Culture is very deep. The fish of other concepts swim in its depths.
Science can only take us so far down. At a certain point, we need a good strong metaphor. For example, we might think of culture in terms of chemistry: Japan, with its rigid customs, is in a solid state. Europe, where the future began to bubble up, is a liquid. The New World is a gas.
Or we might imagine different cultures as members of a family. Britain and her children display something akin to John Bradshaw's family dynamics. America would be the oldest child, whose violent separation from the parent still manifests in its right to bare arms; Australia, the youngest, whose morbid connection is exposed in its retention of English slang, such as jumper and gym shoe. Which would make Canada the middle child. 'Nuff said. But where does New Zealand fit in? Apart from Flight of the Conchords -- the finest two-man novelty band on the planet -- who cares?
The extent to which Britain has lived on through its children in the New World is almost comical. Every one of the founding fathers traced his lineage back to England; the first two Canadian prime ministers were both from Scotland. Each region comprises a world-dominating culture bordered on the north by another with one-tenth its population that rides on its global coat tails. But where does Wales fit in? Apart from Gwen -- the mother of my child -- who cares?
What really makes me laugh is when Canadians bemoan their lack of culture. Nothing could be further from the truth. The entire population sits within 50 miles of the longest unprotected border on the planet, beneath which lies the biggest, fastest and most aggressive culture the world has ever seen. If Canada were not completely centred in its own cultural identity, it could not exist.
And if Canada did not exist, it would be necessary to invent it. Where would Yankee draft dodgers run to, were it not for the region of mystery beyond the 49th? And where would that almost pathologically self-unaware crew find its comedians?
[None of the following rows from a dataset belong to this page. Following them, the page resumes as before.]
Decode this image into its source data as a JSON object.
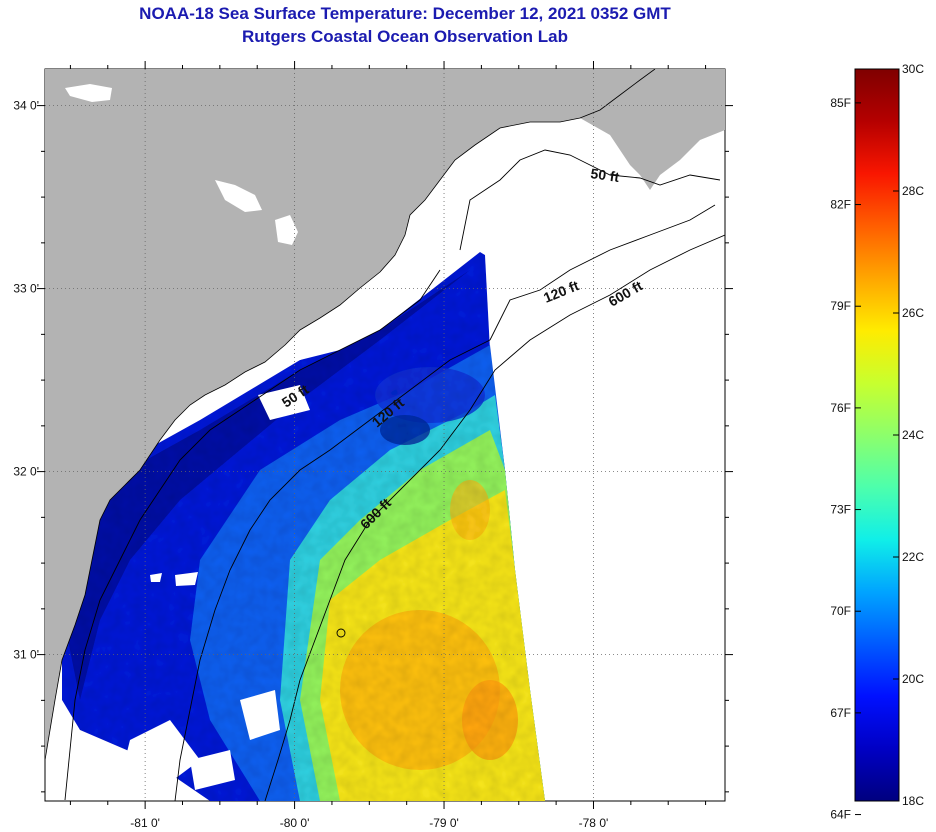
{
  "title": "NOAA-18 Sea Surface Temperature:  December 12, 2021 0352 GMT",
  "subtitle": "Rutgers Coastal Ocean Observation Lab",
  "colors": {
    "land": "#b3b3b3",
    "background": "#ffffff",
    "title": "#1b1bb0",
    "colormap": [
      "#00007f",
      "#0000c4",
      "#0010ff",
      "#005aff",
      "#00a4ff",
      "#10efe8",
      "#4dffac",
      "#8dff6b",
      "#c8ff2e",
      "#ffeb00",
      "#ffa600",
      "#ff5e00",
      "#f91600",
      "#b50000",
      "#7f0000"
    ]
  },
  "axes": {
    "x_ticks": [
      {
        "value": -81,
        "label": "-81 0'"
      },
      {
        "value": -80,
        "label": "-80 0'"
      },
      {
        "value": -79,
        "label": "-79 0'"
      },
      {
        "value": -78,
        "label": "-78 0'"
      }
    ],
    "y_ticks": [
      {
        "value": 34,
        "label": "34 0'"
      },
      {
        "value": 33,
        "label": "33 0'"
      },
      {
        "value": 32,
        "label": "32 0'"
      },
      {
        "value": 31,
        "label": "31 0'"
      }
    ],
    "lon_range": [
      -81.67,
      -77.12
    ],
    "lat_range": [
      30.2,
      34.2
    ],
    "grid": "dotted at whole degrees"
  },
  "contours": [
    {
      "label": "50 ft"
    },
    {
      "label": "120 ft"
    },
    {
      "label": "600 ft"
    },
    {
      "label": "50 ft"
    },
    {
      "label": "120 ft"
    },
    {
      "label": "600 ft"
    }
  ],
  "colorbar": {
    "fahrenheit_labels": [
      "85F",
      "82F",
      "79F",
      "76F",
      "73F",
      "70F",
      "67F",
      "64F"
    ],
    "celsius_labels": [
      "30C",
      "28C",
      "26C",
      "24C",
      "22C",
      "20C",
      "18C"
    ],
    "range_c": [
      18,
      30
    ]
  }
}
You think an America without the safe release of a good laugh is a good idea? Bereft of chuckles, their take-no-prisoners attitude recalls the Tamil Tigers.
And they still have 5,500 nuclear bombs. Nothing funny about that.
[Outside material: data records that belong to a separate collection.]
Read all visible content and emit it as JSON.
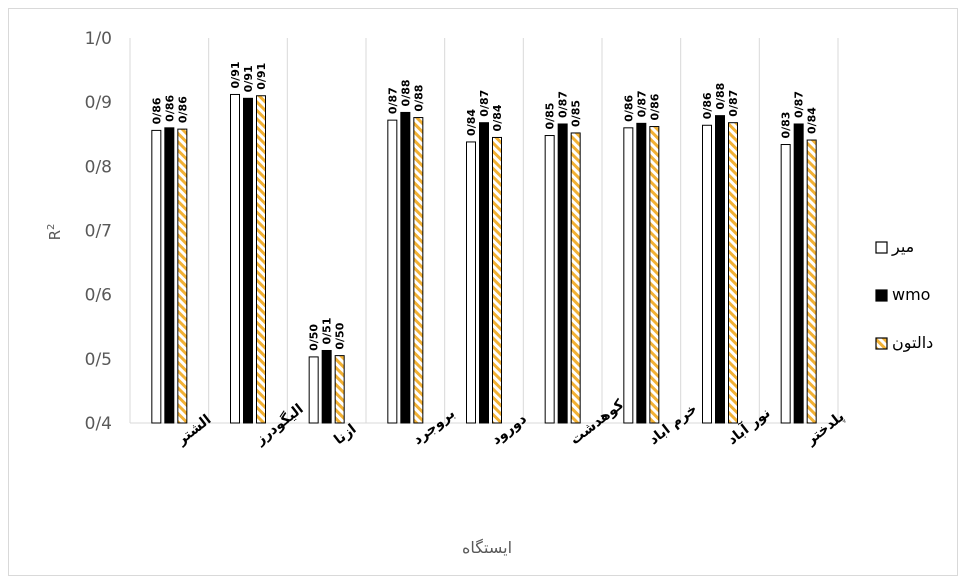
{
  "chart_data": {
    "type": "bar",
    "title": "",
    "xlabel": "ایستگاه",
    "ylabel": "R²",
    "ylim": [
      0.4,
      1.0
    ],
    "yticks": [
      "0/4",
      "0/5",
      "0/6",
      "0/7",
      "0/8",
      "0/9",
      "1/0"
    ],
    "ytick_values": [
      0.4,
      0.5,
      0.6,
      0.7,
      0.8,
      0.9,
      1.0
    ],
    "grid": false,
    "legend_position": "right",
    "categories": [
      "الشتر",
      "الیگودرز",
      "ازنا",
      "بروجرد",
      "دورود",
      "کوهدشت",
      "خرم اباد",
      "نور آباد",
      "پلدختر"
    ],
    "series": [
      {
        "name": "میر",
        "values": [
          0.856,
          0.912,
          0.503,
          0.872,
          0.838,
          0.848,
          0.86,
          0.864,
          0.834
        ],
        "labels": [
          "0/86",
          "0/91",
          "0/50",
          "0/87",
          "0/84",
          "0/85",
          "0/86",
          "0/86",
          "0/83"
        ],
        "style": "hollow",
        "color": "#000000"
      },
      {
        "name": "wmo",
        "values": [
          0.86,
          0.906,
          0.513,
          0.884,
          0.868,
          0.866,
          0.867,
          0.879,
          0.866
        ],
        "labels": [
          "0/86",
          "0/91",
          "0/51",
          "0/88",
          "0/87",
          "0/87",
          "0/87",
          "0/88",
          "0/87"
        ],
        "style": "solid",
        "color": "#000000"
      },
      {
        "name": "دالتون",
        "values": [
          0.858,
          0.91,
          0.505,
          0.876,
          0.845,
          0.852,
          0.862,
          0.868,
          0.841
        ],
        "labels": [
          "0/86",
          "0/91",
          "0/50",
          "0/88",
          "0/84",
          "0/85",
          "0/86",
          "0/87",
          "0/84"
        ],
        "style": "hatched",
        "color": "#f2b134"
      }
    ]
  }
}
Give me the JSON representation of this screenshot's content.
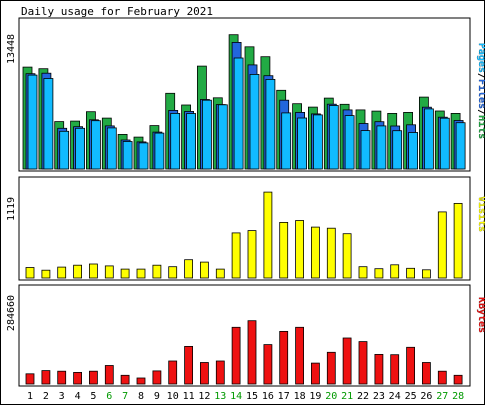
{
  "chart_data": {
    "type": "bar",
    "title": "Daily usage for February 2021",
    "categories": [
      "1",
      "2",
      "3",
      "4",
      "5",
      "6",
      "7",
      "8",
      "9",
      "10",
      "11",
      "12",
      "13",
      "14",
      "15",
      "16",
      "17",
      "18",
      "19",
      "20",
      "21",
      "22",
      "23",
      "24",
      "25",
      "26",
      "27",
      "28"
    ],
    "weekend_days": [
      "6",
      "7",
      "13",
      "14",
      "20",
      "21",
      "27",
      "28"
    ],
    "colors": {
      "hits": "#22aa44",
      "files": "#2266dd",
      "pages": "#11bbff",
      "visits": "#ffff00",
      "kbytes": "#ee1111",
      "weekday_label": "#000000",
      "weekend_label": "#009900"
    },
    "panels": [
      {
        "id": "pages-files-hits",
        "max_label": "13448",
        "ylim": [
          0,
          13448
        ],
        "legend": [
          {
            "text": "Pages",
            "color": "#11bbff"
          },
          {
            "text": "/",
            "color": "#000000"
          },
          {
            "text": "Files",
            "color": "#2266dd"
          },
          {
            "text": "/",
            "color": "#000000"
          },
          {
            "text": "Hits",
            "color": "#22aa44"
          }
        ],
        "series": [
          {
            "name": "Hits",
            "color": "#22aa44",
            "values": [
              10000,
              9850,
              4650,
              4700,
              5620,
              5000,
              3400,
              3130,
              4260,
              7430,
              6280,
              10100,
              6990,
              13180,
              12000,
              11020,
              7730,
              6410,
              6080,
              6960,
              6350,
              5800,
              5680,
              5460,
              5560,
              7060,
              5690,
              5460
            ]
          },
          {
            "name": "Files",
            "color": "#2266dd",
            "values": [
              9350,
              9400,
              4000,
              4150,
              4830,
              4230,
              2850,
              2660,
              3620,
              5750,
              5650,
              6820,
              6320,
              12430,
              10220,
              9160,
              6750,
              5560,
              5410,
              6360,
              5800,
              4470,
              4640,
              4220,
              4340,
              6070,
              5080,
              4760
            ]
          },
          {
            "name": "Pages",
            "color": "#11bbff",
            "values": [
              9220,
              8880,
              3700,
              4000,
              4740,
              4030,
              2700,
              2560,
              3520,
              5460,
              5450,
              6750,
              6300,
              10900,
              9290,
              8800,
              5510,
              5010,
              5310,
              6230,
              5240,
              3770,
              4230,
              3760,
              3580,
              5900,
              4990,
              4540
            ]
          }
        ]
      },
      {
        "id": "visits",
        "max_label": "1119",
        "ylim": [
          0,
          1119
        ],
        "legend": [
          {
            "text": "Visits",
            "color": "#ffff00"
          }
        ],
        "series": [
          {
            "name": "Visits",
            "color": "#ffff00",
            "values": [
              135,
              100,
              140,
              165,
              180,
              155,
              115,
              115,
              165,
              145,
              235,
              205,
              115,
              580,
              610,
              1105,
              715,
              740,
              655,
              640,
              570,
              145,
              120,
              170,
              125,
              105,
              850,
              960
            ]
          }
        ]
      },
      {
        "id": "kbytes",
        "max_label": "284660",
        "ylim": [
          0,
          284660
        ],
        "legend": [
          {
            "text": "KBytes",
            "color": "#ee1111"
          }
        ],
        "series": [
          {
            "name": "KBytes",
            "color": "#ee1111",
            "values": [
              34000,
              45000,
              43000,
              39000,
              43000,
              62000,
              29000,
              20000,
              44000,
              77000,
              126000,
              72000,
              77000,
              190000,
              212000,
              132000,
              176000,
              190000,
              70000,
              106000,
              154000,
              142000,
              99000,
              98000,
              123000,
              72000,
              43000,
              29000
            ]
          }
        ]
      }
    ]
  }
}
(I was only kidding about Wales and New Zealand.)
Another way of looking at all of this is that there's some sort of problem with the connection between the two hemispheres of my brain.
For years I was confused by the separation of writing, which is a left hemisphere skill, from drawing, which happens on the right side of the brain. I was also unable to perceive time lineally (there is no ability to perceive time in the right hemisphere) and unable to distinguish left from right (diagnosed as a form of dyslexia). I didn't get my driver's license until I was 28 because I was never certain which side of the road I should be on.
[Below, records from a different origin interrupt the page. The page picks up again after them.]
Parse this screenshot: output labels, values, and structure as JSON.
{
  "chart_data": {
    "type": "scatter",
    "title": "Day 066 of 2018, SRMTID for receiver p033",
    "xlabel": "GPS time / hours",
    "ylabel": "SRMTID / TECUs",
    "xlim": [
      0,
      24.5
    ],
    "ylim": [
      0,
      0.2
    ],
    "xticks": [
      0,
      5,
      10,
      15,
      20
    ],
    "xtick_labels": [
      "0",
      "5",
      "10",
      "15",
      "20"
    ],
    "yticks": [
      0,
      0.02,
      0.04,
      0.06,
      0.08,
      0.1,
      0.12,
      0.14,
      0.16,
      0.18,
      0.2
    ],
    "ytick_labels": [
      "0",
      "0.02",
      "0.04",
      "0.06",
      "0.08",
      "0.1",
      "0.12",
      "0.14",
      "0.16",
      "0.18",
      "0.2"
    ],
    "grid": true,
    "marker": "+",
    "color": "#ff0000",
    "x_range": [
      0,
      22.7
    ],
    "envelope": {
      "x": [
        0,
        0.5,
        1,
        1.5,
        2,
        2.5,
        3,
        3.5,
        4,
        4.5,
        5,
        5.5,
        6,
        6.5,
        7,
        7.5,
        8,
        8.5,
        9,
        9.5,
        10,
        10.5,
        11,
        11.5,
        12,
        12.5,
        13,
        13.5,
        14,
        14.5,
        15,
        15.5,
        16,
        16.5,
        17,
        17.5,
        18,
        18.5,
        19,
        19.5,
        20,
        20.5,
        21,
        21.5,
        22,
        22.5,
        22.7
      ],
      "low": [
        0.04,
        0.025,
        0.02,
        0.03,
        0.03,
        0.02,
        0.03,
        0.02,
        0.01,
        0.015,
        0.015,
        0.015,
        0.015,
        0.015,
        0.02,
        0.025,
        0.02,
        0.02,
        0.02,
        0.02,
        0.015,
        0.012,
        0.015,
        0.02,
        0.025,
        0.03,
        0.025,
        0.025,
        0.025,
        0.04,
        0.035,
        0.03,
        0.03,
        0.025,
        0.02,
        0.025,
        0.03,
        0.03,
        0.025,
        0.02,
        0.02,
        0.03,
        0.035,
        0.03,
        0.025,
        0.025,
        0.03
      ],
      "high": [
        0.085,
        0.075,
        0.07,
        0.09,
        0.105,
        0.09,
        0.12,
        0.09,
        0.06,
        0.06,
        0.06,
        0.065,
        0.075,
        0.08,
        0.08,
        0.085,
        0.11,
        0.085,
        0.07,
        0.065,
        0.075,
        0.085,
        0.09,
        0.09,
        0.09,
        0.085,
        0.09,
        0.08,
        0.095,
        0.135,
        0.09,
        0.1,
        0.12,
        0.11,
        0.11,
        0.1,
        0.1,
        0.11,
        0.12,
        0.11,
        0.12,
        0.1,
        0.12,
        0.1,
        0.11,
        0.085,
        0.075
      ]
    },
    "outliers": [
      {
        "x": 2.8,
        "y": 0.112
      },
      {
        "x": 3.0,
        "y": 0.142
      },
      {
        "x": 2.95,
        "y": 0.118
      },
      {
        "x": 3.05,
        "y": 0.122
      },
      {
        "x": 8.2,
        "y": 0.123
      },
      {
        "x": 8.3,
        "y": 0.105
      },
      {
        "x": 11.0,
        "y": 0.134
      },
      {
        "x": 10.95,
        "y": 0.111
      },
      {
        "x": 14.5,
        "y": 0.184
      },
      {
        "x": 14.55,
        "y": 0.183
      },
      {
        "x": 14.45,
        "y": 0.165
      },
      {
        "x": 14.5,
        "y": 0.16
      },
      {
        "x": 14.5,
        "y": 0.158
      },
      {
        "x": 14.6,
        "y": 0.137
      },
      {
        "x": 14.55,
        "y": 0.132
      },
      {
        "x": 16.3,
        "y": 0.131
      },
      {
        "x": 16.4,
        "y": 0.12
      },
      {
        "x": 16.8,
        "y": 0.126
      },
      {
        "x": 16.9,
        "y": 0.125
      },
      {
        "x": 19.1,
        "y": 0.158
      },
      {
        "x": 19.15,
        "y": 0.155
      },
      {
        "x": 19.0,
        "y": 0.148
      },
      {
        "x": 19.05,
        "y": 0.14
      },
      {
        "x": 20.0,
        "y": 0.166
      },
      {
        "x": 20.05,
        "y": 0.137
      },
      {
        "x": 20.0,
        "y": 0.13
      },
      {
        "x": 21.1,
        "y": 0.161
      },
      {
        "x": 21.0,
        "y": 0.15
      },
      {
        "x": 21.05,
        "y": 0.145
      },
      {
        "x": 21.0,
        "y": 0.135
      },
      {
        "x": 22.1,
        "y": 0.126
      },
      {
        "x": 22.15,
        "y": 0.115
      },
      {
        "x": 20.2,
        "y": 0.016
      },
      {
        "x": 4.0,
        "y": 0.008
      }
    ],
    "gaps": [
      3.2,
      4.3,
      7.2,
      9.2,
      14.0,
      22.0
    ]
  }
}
Not that the connection is faulty. On the contrary, it seems to work too well. Perhaps there's a wall missing in the middle of my corpus callosum, which acts as a sort of border guard in the longitudinal fissure that connects the two hemispheres.
You'd think two minds would be better than one, but this is not the case. In Western culture almost everything happens in the left hemisphere. The right hemisphere lies behind a sort of iron curtain. Perhaps growing up in different cultures predisposed me towards an open border policy. Perhaps, in the interest of making me a functional member, society had to impose a dividing wall on my psyche, like the one imposed by MacArthur on Japanese bathers.
And perhaps my natural open border state is not such a bad thing.